Era conhecer um cara interessante, que Bárbara logo soltava um de seus tiros certeiros a fim de testar a sua mira, só não sei se mirava a própria cabeça ou a do sujeito.
Ela tinha um lema: Se eu der o tiro mais certeiro, só O Grande sobreviverá, e aí sim, ele será digno de uma segunda vida.
O que ela não sabia, é que nem todo mundo vai a um encontro usando coletes à prova de balas.
Então todo mundo acabava baleado, ela sempre acertava a mira do outro. Só não sei se isso a alegrava ou entristecia, pois ela sempre acordava sozinha.
Inicialmente Bárbara tinha três tipos de balas preferidas, uma era mandar um sms “porque você sumiu?”. Bang, primeiro tiro. Se ele ainda sobreviver, tinha o e-mail: “estou com saudades” Bang-bang, segundo tiro. E não obstante, tinha A grande bala, o telefonema:
“Vamos almoçar na casa dos meus pais domingo?”

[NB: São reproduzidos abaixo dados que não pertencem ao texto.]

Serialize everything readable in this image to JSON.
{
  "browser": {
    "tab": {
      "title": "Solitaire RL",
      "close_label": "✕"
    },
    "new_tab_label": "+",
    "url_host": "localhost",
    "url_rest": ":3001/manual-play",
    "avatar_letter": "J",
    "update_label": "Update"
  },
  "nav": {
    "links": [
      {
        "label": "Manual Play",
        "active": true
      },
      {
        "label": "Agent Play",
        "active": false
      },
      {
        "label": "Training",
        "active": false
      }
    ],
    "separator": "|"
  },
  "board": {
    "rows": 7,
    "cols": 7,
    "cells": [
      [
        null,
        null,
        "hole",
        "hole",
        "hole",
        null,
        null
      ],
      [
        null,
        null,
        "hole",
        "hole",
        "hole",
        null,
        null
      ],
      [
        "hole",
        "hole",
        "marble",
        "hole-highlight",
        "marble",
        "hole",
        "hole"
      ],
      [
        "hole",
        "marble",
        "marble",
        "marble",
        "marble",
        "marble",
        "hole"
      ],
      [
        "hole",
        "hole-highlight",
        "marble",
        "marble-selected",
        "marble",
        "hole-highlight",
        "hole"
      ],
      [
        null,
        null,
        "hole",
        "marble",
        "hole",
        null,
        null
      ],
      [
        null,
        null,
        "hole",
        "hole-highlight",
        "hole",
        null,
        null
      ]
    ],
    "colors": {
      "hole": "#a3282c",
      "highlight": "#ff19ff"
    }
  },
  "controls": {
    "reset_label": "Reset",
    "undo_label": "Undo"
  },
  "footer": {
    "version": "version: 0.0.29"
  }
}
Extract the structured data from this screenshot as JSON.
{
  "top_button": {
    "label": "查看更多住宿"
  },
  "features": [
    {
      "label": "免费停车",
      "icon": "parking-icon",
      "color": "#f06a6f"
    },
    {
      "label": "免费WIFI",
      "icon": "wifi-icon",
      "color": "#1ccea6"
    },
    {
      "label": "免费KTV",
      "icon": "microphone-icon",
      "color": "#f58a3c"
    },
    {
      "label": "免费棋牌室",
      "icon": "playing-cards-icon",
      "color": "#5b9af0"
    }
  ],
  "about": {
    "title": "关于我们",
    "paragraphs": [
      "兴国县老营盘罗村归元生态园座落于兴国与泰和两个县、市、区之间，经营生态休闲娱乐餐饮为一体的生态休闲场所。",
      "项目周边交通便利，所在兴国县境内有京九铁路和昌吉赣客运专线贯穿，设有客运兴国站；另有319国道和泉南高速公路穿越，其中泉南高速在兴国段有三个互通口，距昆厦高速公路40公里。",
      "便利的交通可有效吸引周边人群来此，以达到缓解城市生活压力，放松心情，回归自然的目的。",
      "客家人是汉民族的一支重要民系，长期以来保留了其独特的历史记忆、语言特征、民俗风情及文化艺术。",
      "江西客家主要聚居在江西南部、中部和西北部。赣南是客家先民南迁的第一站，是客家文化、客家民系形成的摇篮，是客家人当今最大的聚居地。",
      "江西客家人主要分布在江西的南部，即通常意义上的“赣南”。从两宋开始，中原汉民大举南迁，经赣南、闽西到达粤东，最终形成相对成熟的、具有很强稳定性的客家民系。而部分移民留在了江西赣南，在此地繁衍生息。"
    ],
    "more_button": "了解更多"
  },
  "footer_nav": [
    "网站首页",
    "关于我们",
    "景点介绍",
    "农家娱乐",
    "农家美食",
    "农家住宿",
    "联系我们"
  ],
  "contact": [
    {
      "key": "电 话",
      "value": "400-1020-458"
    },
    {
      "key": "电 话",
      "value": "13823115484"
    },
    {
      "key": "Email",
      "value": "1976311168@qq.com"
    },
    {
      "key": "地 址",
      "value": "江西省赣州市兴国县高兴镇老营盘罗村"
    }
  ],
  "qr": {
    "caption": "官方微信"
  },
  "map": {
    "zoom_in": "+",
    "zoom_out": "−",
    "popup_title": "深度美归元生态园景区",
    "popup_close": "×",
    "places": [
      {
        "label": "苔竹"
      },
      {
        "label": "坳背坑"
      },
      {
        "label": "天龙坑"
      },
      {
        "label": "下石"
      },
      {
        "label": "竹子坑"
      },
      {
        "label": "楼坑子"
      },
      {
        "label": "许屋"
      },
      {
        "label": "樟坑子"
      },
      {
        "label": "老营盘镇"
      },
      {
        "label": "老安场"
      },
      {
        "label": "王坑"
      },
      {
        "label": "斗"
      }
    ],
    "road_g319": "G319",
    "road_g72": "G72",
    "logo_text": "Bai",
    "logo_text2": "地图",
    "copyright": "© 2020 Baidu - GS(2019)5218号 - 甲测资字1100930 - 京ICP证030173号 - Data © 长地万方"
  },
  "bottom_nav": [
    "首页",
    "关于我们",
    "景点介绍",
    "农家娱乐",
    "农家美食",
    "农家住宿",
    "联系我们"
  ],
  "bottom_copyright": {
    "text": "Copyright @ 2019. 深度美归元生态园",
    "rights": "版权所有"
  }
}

Bang-bang-bang. Xeque-mate. Aur revouir. Hasta la vista, baby.

E ela não estava com saudades porra nenhuma, Bárbara nunca sentia falta de ninguém. Ela estava pouco se fodendo para esses babacas medrosos, ela não tolerava homem frouxo e testava sua covardia.
Bárbara fazia isso pelo mórbido prazer de vê-los com o cu na mão. Era assim que ela se vingava dos homens.
Tudo começou com um casinho, já fazia 3 dias que o sujeito estava na casa dela obrigando-a a cheirar o peido dele, a catar a roupa dele no chão e tolerar os barulhinhos irritantes dos jogos de porrada do seu ps2, mas saiu pra nunca mais voltar quando Bárbara disse: -Ei, eu gosto de você.

Então ela virou uma fuzileira: "posso te ver?", “posso passar no teu trabalho?”, “vamos ao cinema?”, “estou com saudades”, “o que você vai fazer na semana santa?”.

Bang-bang-bang-bang-bang.
Eram todos certeiros, e na testa do sujeito.
Na cabecinha dos homens, as mulheres viam a vida como um jogo de playstation, fase 1: vamos fuder. Fase 2: casar, ter trigêmios no dia do jogo do mengão e comprar um labrador. E isso emputecia Bárbara, porque ele podia comê-la, mas jamais passear de mãos dadas num fim de tarde. Ela não queria casar com nenhum deles, só queria ser agradável.

A coisa ficou tão pesada, e Bárbara cada vez mais vil, que um simples “você é bacana” deixava o sujeito em coma, ela se sentia então a própria pica de Deus.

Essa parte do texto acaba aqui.